Shakuntala Banerjee (born 1973) is a German television journalist and reporter.

==Life==
Banerjee was born in 1973 in Rheydt, Mönchengladbach, North Rhine-Westphalia, West Germany to a German mother and an Indian Bengali father. She grew up in Rheydt and graduated from the Bischöfliche Marienschule Mönchengladbach.

Banerjee studied philosophy, German, and Indology in Bonn, later political science and public law. During her studies she gained her first journalistic experience as a student assistant in the capital studios of Westdeutscher Rundfunk (WDR) and RTL.

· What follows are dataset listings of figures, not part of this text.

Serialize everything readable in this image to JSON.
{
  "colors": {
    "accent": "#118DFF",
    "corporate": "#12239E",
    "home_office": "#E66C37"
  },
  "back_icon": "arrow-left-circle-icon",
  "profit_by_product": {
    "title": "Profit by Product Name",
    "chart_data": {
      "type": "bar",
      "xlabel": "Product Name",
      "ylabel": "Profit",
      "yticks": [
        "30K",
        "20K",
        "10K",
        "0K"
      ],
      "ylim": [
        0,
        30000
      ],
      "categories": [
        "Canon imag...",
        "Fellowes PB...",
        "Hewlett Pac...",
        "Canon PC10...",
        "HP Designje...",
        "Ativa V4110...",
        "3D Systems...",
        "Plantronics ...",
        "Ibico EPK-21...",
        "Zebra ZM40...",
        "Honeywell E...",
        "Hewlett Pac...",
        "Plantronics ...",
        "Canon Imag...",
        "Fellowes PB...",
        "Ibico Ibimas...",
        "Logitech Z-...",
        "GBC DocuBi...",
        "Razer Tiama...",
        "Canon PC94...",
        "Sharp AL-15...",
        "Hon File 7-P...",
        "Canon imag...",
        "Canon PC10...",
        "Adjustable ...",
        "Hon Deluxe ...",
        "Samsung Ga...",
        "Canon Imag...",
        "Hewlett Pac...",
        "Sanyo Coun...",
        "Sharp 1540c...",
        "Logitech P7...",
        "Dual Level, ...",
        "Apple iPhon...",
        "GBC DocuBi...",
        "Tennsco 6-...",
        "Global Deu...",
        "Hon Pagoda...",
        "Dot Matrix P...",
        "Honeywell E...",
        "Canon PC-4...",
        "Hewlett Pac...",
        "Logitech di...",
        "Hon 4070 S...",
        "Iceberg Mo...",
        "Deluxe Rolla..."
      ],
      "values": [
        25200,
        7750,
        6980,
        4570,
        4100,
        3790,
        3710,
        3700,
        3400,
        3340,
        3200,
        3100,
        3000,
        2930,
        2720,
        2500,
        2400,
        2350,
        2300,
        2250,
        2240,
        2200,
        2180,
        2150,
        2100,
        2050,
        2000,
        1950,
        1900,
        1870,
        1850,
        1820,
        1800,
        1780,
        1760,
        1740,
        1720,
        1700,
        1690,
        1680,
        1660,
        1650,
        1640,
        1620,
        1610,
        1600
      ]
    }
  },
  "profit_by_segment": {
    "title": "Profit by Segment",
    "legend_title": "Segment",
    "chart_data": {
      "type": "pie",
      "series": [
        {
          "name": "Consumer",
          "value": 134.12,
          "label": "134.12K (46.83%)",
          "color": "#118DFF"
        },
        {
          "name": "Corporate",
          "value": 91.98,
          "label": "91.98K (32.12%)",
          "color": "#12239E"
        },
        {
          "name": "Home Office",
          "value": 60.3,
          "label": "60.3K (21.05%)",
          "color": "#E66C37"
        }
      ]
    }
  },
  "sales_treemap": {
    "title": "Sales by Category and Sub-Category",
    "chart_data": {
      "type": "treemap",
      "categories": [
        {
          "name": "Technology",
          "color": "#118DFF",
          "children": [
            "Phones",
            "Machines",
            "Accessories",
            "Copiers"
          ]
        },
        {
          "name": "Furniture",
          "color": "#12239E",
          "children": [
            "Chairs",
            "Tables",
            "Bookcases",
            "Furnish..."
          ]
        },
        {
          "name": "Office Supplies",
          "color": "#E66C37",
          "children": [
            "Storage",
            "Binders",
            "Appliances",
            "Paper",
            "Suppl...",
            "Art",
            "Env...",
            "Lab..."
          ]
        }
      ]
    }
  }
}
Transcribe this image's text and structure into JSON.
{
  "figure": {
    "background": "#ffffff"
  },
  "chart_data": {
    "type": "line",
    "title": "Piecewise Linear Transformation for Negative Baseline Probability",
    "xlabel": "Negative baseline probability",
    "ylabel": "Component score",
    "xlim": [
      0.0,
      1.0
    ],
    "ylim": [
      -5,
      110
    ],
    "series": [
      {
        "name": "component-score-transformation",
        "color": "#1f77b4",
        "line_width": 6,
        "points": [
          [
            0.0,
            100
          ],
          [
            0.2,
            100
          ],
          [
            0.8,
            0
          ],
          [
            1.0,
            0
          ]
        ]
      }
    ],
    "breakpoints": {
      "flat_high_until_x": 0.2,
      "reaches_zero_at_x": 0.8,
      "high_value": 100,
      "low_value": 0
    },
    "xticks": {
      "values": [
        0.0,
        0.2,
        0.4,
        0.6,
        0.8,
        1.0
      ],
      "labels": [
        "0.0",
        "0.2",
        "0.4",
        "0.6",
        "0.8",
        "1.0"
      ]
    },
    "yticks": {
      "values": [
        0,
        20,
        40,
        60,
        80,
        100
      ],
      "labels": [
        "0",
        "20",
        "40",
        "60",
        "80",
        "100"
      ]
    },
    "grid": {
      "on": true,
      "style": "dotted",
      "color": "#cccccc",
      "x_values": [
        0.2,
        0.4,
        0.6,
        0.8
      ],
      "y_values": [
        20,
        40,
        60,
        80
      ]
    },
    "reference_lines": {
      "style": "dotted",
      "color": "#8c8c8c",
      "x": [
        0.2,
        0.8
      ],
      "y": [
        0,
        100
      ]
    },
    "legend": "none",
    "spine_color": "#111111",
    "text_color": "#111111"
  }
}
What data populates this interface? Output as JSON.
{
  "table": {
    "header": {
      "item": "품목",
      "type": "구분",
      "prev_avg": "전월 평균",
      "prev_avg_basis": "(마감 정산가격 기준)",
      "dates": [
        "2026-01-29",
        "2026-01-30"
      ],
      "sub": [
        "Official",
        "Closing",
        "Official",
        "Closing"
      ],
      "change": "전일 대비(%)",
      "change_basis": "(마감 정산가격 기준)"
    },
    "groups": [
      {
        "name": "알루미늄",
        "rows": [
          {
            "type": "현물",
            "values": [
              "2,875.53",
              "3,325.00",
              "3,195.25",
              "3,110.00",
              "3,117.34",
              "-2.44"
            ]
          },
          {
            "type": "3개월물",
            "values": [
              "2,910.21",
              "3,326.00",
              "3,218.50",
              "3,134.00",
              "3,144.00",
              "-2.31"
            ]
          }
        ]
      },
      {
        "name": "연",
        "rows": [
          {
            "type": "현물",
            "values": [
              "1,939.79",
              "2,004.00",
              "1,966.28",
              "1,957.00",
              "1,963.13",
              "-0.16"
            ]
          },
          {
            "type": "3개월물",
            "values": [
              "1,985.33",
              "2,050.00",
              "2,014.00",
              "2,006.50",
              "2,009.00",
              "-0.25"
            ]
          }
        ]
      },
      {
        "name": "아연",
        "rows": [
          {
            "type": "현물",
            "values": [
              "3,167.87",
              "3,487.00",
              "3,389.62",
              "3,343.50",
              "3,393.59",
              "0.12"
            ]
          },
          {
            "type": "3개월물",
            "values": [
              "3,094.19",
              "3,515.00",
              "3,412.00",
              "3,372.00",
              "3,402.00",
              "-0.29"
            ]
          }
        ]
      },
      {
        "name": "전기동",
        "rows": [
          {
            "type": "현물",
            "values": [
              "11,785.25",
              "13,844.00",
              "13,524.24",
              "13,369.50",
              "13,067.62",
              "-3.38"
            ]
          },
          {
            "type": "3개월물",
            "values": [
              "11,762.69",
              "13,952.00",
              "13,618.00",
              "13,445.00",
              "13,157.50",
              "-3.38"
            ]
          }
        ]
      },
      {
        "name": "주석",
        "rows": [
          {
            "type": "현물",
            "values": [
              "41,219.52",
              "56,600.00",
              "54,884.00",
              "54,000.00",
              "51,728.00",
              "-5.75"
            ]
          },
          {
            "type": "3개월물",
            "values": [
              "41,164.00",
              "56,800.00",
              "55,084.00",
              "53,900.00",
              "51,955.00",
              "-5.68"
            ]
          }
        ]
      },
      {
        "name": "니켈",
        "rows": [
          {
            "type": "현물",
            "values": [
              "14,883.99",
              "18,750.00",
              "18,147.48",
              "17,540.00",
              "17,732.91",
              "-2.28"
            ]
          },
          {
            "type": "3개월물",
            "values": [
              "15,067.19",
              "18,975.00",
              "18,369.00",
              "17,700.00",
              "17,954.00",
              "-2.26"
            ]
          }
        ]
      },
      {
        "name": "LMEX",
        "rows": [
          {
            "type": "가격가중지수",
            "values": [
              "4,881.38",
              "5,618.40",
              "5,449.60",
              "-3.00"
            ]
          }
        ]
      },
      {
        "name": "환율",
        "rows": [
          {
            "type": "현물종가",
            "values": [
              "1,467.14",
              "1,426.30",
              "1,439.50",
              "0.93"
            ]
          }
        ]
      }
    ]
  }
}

After completing her studies, Banerjee helped set up the Volk Verlag in Munich and supervised the publication of the lexicon of economic works at the University of Erfurt at the chair of Dietmar Herz. In 2003 Banerjee started working as a freelancer for Zweites Deutsches Fernsehen (ZDF), from 2005 she worked as a reporter for the Mainz ZDF editorial team for the magazine Drehscheibe Deutschland and reported for blickpunkt. From 2008 to 2011, Banerjee worked as a speaker for the ZDF editors-in-chief Nikolaus Brender and Peter Frey. From the end of 2011, Banerjee reported as a reporter from the ZDF Landesstudio Hessen, from 2015 she was a correspondent in Brussels. Since March 2019, she has been the deputy head of the capital studio based in Berlin and alternates with Theo Koll to present the program Berlin direkt.

==Awards==
In 2015, Banerjee received the Heinrich Mörtl Foundation's media prize for the promotion of training and further education for police officers in the state of Hesse for the report Drogenmetropole Frankfurt – Der lange Weg gegen die Sucht (drug metropolis Frankfurt – The long way against the addiction).